Plusieurs autres artistes égyptiens et arabes, dont le grand compositeur Himi Bakr, la chanteuse Samira Said, ont exprimé leur tristesse quant à la disparition de la Diva de la chanson arabe.
 
Une prière funéraire aura lieu vendredi à la Mosquée Salah Eddine à Manil au Caire avant de rapatrier la dépouille mortelle dans un avion spécial.
 
 « J'ai cherché des maisons, c'est trop cher pour moi. Trop cher par rapport au Caire. Je n'ai pas envie d'habiter dans un immeuble comme au Caire. Si je trouve une maison à bon prix, je viens m'installer en Algérie. Je voudrais bien finir mes jours dans mon pays, près de mes enfants. Ryadh vit ici ».a déclaré Warda a une question d’un entretien accordé au journal El Watan.

Condoléances du président Bouteflika

Le président de la République M. Abdelaziz Bouteflika a adressé un message de condoléances à la famille de la chanteuse Warda El Djazairia, décédée jeudi au Caire à l’âge de 72 ans suite à une crise cardiaque. Le message du chef de l’Etat s’ouvre par cette évocation: “Sawt Younadi Ouhibouki ya biladi” (Une voix s’élève pour dire je t’aime ô mon pays), des paroles chantées par la diva de la chanson arabe qui auront couronné sa longue carrière artistique et consacré les derniers vers dédiés à sa patrie qu’elle a tant aimée”, écrit-il. “Ouarda a été rappelée à Dieu alors qu’elle s’apprêtait à célébrer aux côtés de ses concitoyens et concitoyennes le cinquantenaire de l’indépendance et à y apporter sa contribution par ses créations sublimes, comme elle a eu à le faire durant la guerre de libération par son aide au FLN et aux représentations du gouvernement provisoire notamment au Liban”, écrit encore le Président.
 
Le président de la République poursuit: “La défunte a consacré toute son existence à son art, cet art qu’elle aura entièrement dédié à sa patrie.

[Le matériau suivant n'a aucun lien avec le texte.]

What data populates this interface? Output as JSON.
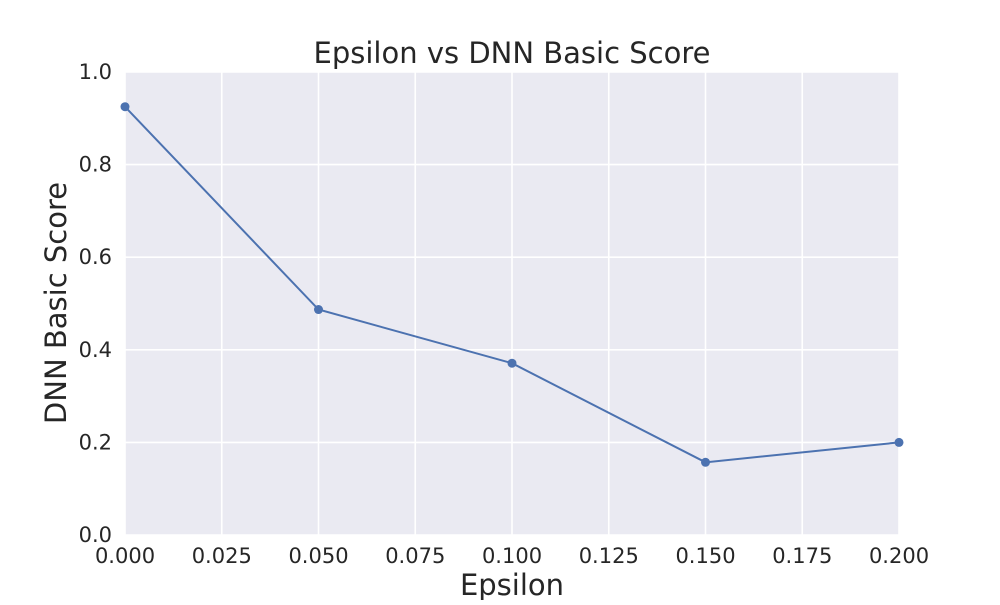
{
  "chart_data": {
    "type": "line",
    "title": "Epsilon vs DNN Basic Score",
    "xlabel": "Epsilon",
    "ylabel": "DNN Basic Score",
    "xlim": [
      0.0,
      0.2
    ],
    "ylim": [
      0.0,
      1.0
    ],
    "x_ticks": [
      "0.000",
      "0.025",
      "0.050",
      "0.075",
      "0.100",
      "0.125",
      "0.150",
      "0.175",
      "0.200"
    ],
    "y_ticks": [
      "0.0",
      "0.2",
      "0.4",
      "0.6",
      "0.8",
      "1.0"
    ],
    "grid": true,
    "legend": "none",
    "series": [
      {
        "x": [
          0.0,
          0.05,
          0.1,
          0.15,
          0.2
        ],
        "values": [
          0.925,
          0.487,
          0.371,
          0.157,
          0.2
        ],
        "color": "#4c72b0",
        "marker": "circle"
      }
    ],
    "background_color": "#eaeaf2",
    "grid_color": "#ffffff"
  }
}
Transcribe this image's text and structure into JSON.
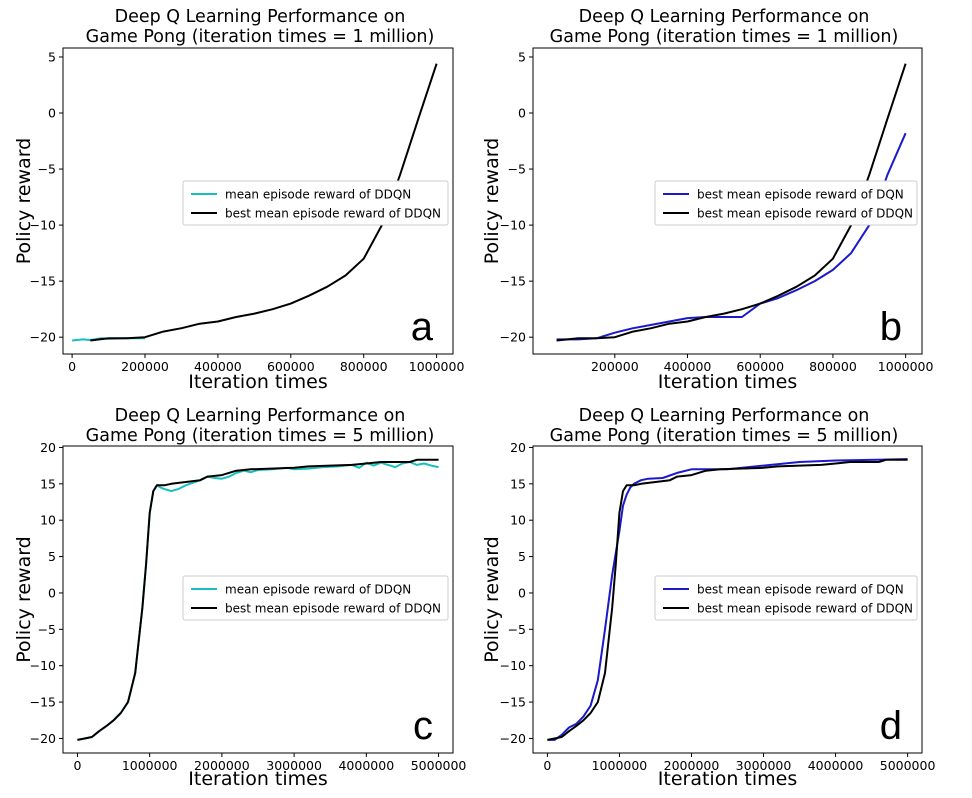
{
  "figure": {
    "colors": {
      "ddqn_mean": "#17bfbf",
      "ddqn_best": "#000000",
      "dqn_best": "#1a1acc"
    },
    "panels": [
      {
        "id": "a",
        "title_line1": "Deep Q Learning Performance on",
        "title_line2": "Game Pong (iteration times = 1 million)",
        "xlabel": "Iteration times",
        "ylabel": "Policy reward",
        "panel_label": "a",
        "legend": [
          "mean episode reward of DDQN",
          "best mean episode reward of DDQN"
        ],
        "xticks": [
          "0",
          "200000",
          "400000",
          "600000",
          "800000",
          "1000000"
        ],
        "yticks": [
          "-20",
          "-15",
          "-10",
          "-5",
          "0",
          "5"
        ]
      },
      {
        "id": "b",
        "title_line1": "Deep Q Learning Performance on",
        "title_line2": "Game Pong (iteration times = 1 million)",
        "xlabel": "Iteration times",
        "ylabel": "Policy reward",
        "panel_label": "b",
        "legend": [
          "best mean episode reward of DQN",
          "best mean episode reward of DDQN"
        ],
        "xticks": [
          "200000",
          "400000",
          "600000",
          "800000",
          "1000000"
        ],
        "yticks": [
          "-20",
          "-15",
          "-10",
          "-5",
          "0",
          "5"
        ]
      },
      {
        "id": "c",
        "title_line1": "Deep Q Learning Performance on",
        "title_line2": "Game Pong (iteration times = 5 million)",
        "xlabel": "Iteration times",
        "ylabel": "Policy reward",
        "panel_label": "c",
        "legend": [
          "mean episode reward of DDQN",
          "best mean episode reward of DDQN"
        ],
        "xticks": [
          "0",
          "1000000",
          "2000000",
          "3000000",
          "4000000",
          "5000000"
        ],
        "yticks": [
          "-20",
          "-15",
          "-10",
          "-5",
          "0",
          "5",
          "10",
          "15",
          "20"
        ]
      },
      {
        "id": "d",
        "title_line1": "Deep Q Learning Performance on",
        "title_line2": "Game Pong (iteration times = 5 million)",
        "xlabel": "Iteration times",
        "ylabel": "Policy reward",
        "panel_label": "d",
        "legend": [
          "best mean episode reward of DQN",
          "best mean episode reward of DDQN"
        ],
        "xticks": [
          "0",
          "1000000",
          "2000000",
          "3000000",
          "4000000",
          "5000000"
        ],
        "yticks": [
          "-20",
          "-15",
          "-10",
          "-5",
          "0",
          "5",
          "10",
          "15",
          "20"
        ]
      }
    ]
  },
  "chart_data": [
    {
      "type": "line",
      "panel": "a",
      "title": "Deep Q Learning Performance on Game Pong (iteration times = 1 million)",
      "xlabel": "Iteration times",
      "ylabel": "Policy reward",
      "xlim": [
        -25000,
        1045000
      ],
      "ylim": [
        -21.5,
        5.8
      ],
      "legend_position": "center-right",
      "grid": false,
      "series": [
        {
          "name": "mean episode reward of DDQN",
          "color_key": "ddqn_mean",
          "x": [
            0,
            30000,
            50000,
            80000,
            100000,
            150000,
            200000
          ],
          "y": [
            -20.3,
            -20.2,
            -20.25,
            -20.1,
            -20.15,
            -20.1,
            -20.1
          ]
        },
        {
          "name": "best mean episode reward of DDQN",
          "color_key": "ddqn_best",
          "x": [
            50000,
            100000,
            150000,
            200000,
            250000,
            300000,
            350000,
            400000,
            450000,
            500000,
            550000,
            600000,
            650000,
            700000,
            750000,
            800000,
            850000,
            900000,
            950000,
            1000000
          ],
          "y": [
            -20.3,
            -20.1,
            -20.1,
            -20.0,
            -19.5,
            -19.2,
            -18.8,
            -18.6,
            -18.2,
            -17.9,
            -17.5,
            -17.0,
            -16.3,
            -15.5,
            -14.5,
            -13.0,
            -10.0,
            -5.5,
            -0.5,
            4.4
          ]
        }
      ]
    },
    {
      "type": "line",
      "panel": "b",
      "title": "Deep Q Learning Performance on Game Pong (iteration times = 1 million)",
      "xlabel": "Iteration times",
      "ylabel": "Policy reward",
      "xlim": [
        -25000,
        1045000
      ],
      "ylim": [
        -21.5,
        5.8
      ],
      "legend_position": "center-right",
      "grid": false,
      "series": [
        {
          "name": "best mean episode reward of DQN",
          "color_key": "dqn_best",
          "x": [
            40000,
            100000,
            150000,
            200000,
            250000,
            300000,
            350000,
            400000,
            450000,
            500000,
            550000,
            600000,
            650000,
            700000,
            750000,
            800000,
            850000,
            900000,
            950000,
            1000000
          ],
          "y": [
            -20.2,
            -20.2,
            -20.1,
            -19.6,
            -19.2,
            -18.9,
            -18.6,
            -18.3,
            -18.2,
            -18.2,
            -18.2,
            -17.0,
            -16.5,
            -15.8,
            -15.0,
            -14.0,
            -12.5,
            -10.0,
            -5.5,
            -1.8
          ]
        },
        {
          "name": "best mean episode reward of DDQN",
          "color_key": "ddqn_best",
          "x": [
            40000,
            100000,
            150000,
            200000,
            250000,
            300000,
            350000,
            400000,
            450000,
            500000,
            550000,
            600000,
            650000,
            700000,
            750000,
            800000,
            850000,
            900000,
            950000,
            1000000
          ],
          "y": [
            -20.3,
            -20.1,
            -20.1,
            -20.0,
            -19.5,
            -19.2,
            -18.8,
            -18.6,
            -18.2,
            -17.9,
            -17.5,
            -17.0,
            -16.3,
            -15.5,
            -14.5,
            -13.0,
            -10.0,
            -5.5,
            -0.5,
            4.4
          ]
        }
      ]
    },
    {
      "type": "line",
      "panel": "c",
      "title": "Deep Q Learning Performance on Game Pong (iteration times = 5 million)",
      "xlabel": "Iteration times",
      "ylabel": "Policy reward",
      "xlim": [
        -200000,
        5200000
      ],
      "ylim": [
        -22,
        20.2
      ],
      "legend_position": "center-right",
      "grid": false,
      "series": [
        {
          "name": "mean episode reward of DDQN",
          "color_key": "ddqn_mean",
          "x": [
            0,
            100000,
            200000,
            300000,
            400000,
            500000,
            600000,
            700000,
            800000,
            900000,
            950000,
            1000000,
            1050000,
            1100000,
            1150000,
            1200000,
            1300000,
            1400000,
            1500000,
            1700000,
            1800000,
            1900000,
            2000000,
            2100000,
            2200000,
            2300000,
            2400000,
            2500000,
            2700000,
            2900000,
            3000000,
            3200000,
            3400000,
            3600000,
            3800000,
            3900000,
            4000000,
            4100000,
            4200000,
            4300000,
            4400000,
            4500000,
            4600000,
            4700000,
            4800000,
            4900000,
            5000000
          ],
          "y": [
            -20.2,
            -20.0,
            -19.8,
            -19.0,
            -18.3,
            -17.5,
            -16.5,
            -15.0,
            -11.0,
            -2.0,
            4.0,
            11.0,
            14.0,
            14.8,
            14.5,
            14.3,
            14.0,
            14.3,
            14.8,
            15.5,
            16.0,
            15.8,
            15.7,
            16.0,
            16.5,
            16.8,
            16.6,
            16.9,
            17.0,
            17.2,
            17.0,
            17.1,
            17.3,
            17.4,
            17.6,
            17.2,
            17.9,
            17.5,
            17.9,
            17.6,
            17.3,
            17.8,
            18.0,
            17.6,
            17.8,
            17.5,
            17.3
          ]
        },
        {
          "name": "best mean episode reward of DDQN",
          "color_key": "ddqn_best",
          "x": [
            0,
            100000,
            200000,
            300000,
            400000,
            500000,
            600000,
            700000,
            800000,
            900000,
            950000,
            1000000,
            1050000,
            1100000,
            1200000,
            1300000,
            1700000,
            1800000,
            2000000,
            2200000,
            2400000,
            3000000,
            3200000,
            3800000,
            4000000,
            4200000,
            4600000,
            4700000,
            5000000
          ],
          "y": [
            -20.2,
            -20.0,
            -19.8,
            -19.0,
            -18.3,
            -17.5,
            -16.5,
            -15.0,
            -11.0,
            -2.0,
            4.0,
            11.0,
            14.0,
            14.8,
            14.8,
            15.0,
            15.5,
            16.0,
            16.2,
            16.8,
            17.0,
            17.2,
            17.4,
            17.6,
            17.8,
            18.0,
            18.0,
            18.3,
            18.3
          ]
        }
      ]
    },
    {
      "type": "line",
      "panel": "d",
      "title": "Deep Q Learning Performance on Game Pong (iteration times = 5 million)",
      "xlabel": "Iteration times",
      "ylabel": "Policy reward",
      "xlim": [
        -200000,
        5200000
      ],
      "ylim": [
        -22,
        20.2
      ],
      "legend_position": "center-right",
      "grid": false,
      "series": [
        {
          "name": "best mean episode reward of DQN",
          "color_key": "dqn_best",
          "x": [
            0,
            100000,
            200000,
            300000,
            400000,
            500000,
            600000,
            700000,
            800000,
            900000,
            1000000,
            1050000,
            1100000,
            1150000,
            1200000,
            1300000,
            1400000,
            1600000,
            1800000,
            2000000,
            2500000,
            3000000,
            3500000,
            4000000,
            5000000
          ],
          "y": [
            -20.2,
            -20.2,
            -19.5,
            -18.5,
            -18.0,
            -17.0,
            -15.5,
            -12.0,
            -5.0,
            2.5,
            8.5,
            12.0,
            13.5,
            14.5,
            15.0,
            15.5,
            15.7,
            15.8,
            16.5,
            17.0,
            17.0,
            17.5,
            18.0,
            18.2,
            18.4
          ]
        },
        {
          "name": "best mean episode reward of DDQN",
          "color_key": "ddqn_best",
          "x": [
            0,
            100000,
            200000,
            300000,
            400000,
            500000,
            600000,
            700000,
            800000,
            900000,
            950000,
            1000000,
            1050000,
            1100000,
            1200000,
            1300000,
            1700000,
            1800000,
            2000000,
            2200000,
            2400000,
            3000000,
            3200000,
            3800000,
            4000000,
            4200000,
            4600000,
            4700000,
            5000000
          ],
          "y": [
            -20.2,
            -20.0,
            -19.8,
            -19.0,
            -18.3,
            -17.5,
            -16.5,
            -15.0,
            -11.0,
            -2.0,
            4.0,
            11.0,
            14.0,
            14.8,
            14.8,
            15.0,
            15.5,
            16.0,
            16.2,
            16.8,
            17.0,
            17.2,
            17.4,
            17.6,
            17.8,
            18.0,
            18.0,
            18.3,
            18.3
          ]
        }
      ]
    }
  ]
}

Elle chantera son pays à travers le monde et fera entendre la voix de sa patrie dans toutes les arènes de l’art, un don de soi qui scellera sa grandeur d’âme”. “Warda est décédée en Egypte loin de sa patrie. Elle a certes passé sa vie au Caire où elle a gravi les marches de la gloire et côtoyé de grands artistes mais elle sera inhumée dans son pays, celui auquel elle aura voué un amour sacré avant de rejoindre l’Eternel”, ajoute le chef de l’Etat. “En cette douloureuse circonstance, je prie Dieu Tout Puissant de lui accorder Sa sainte miséricorde, de l’accueillir en Son vaste paradis et d’assister les siens ainsi que la famille artistique dans cette épreuve”, conclut du président Bouteflika dans son message.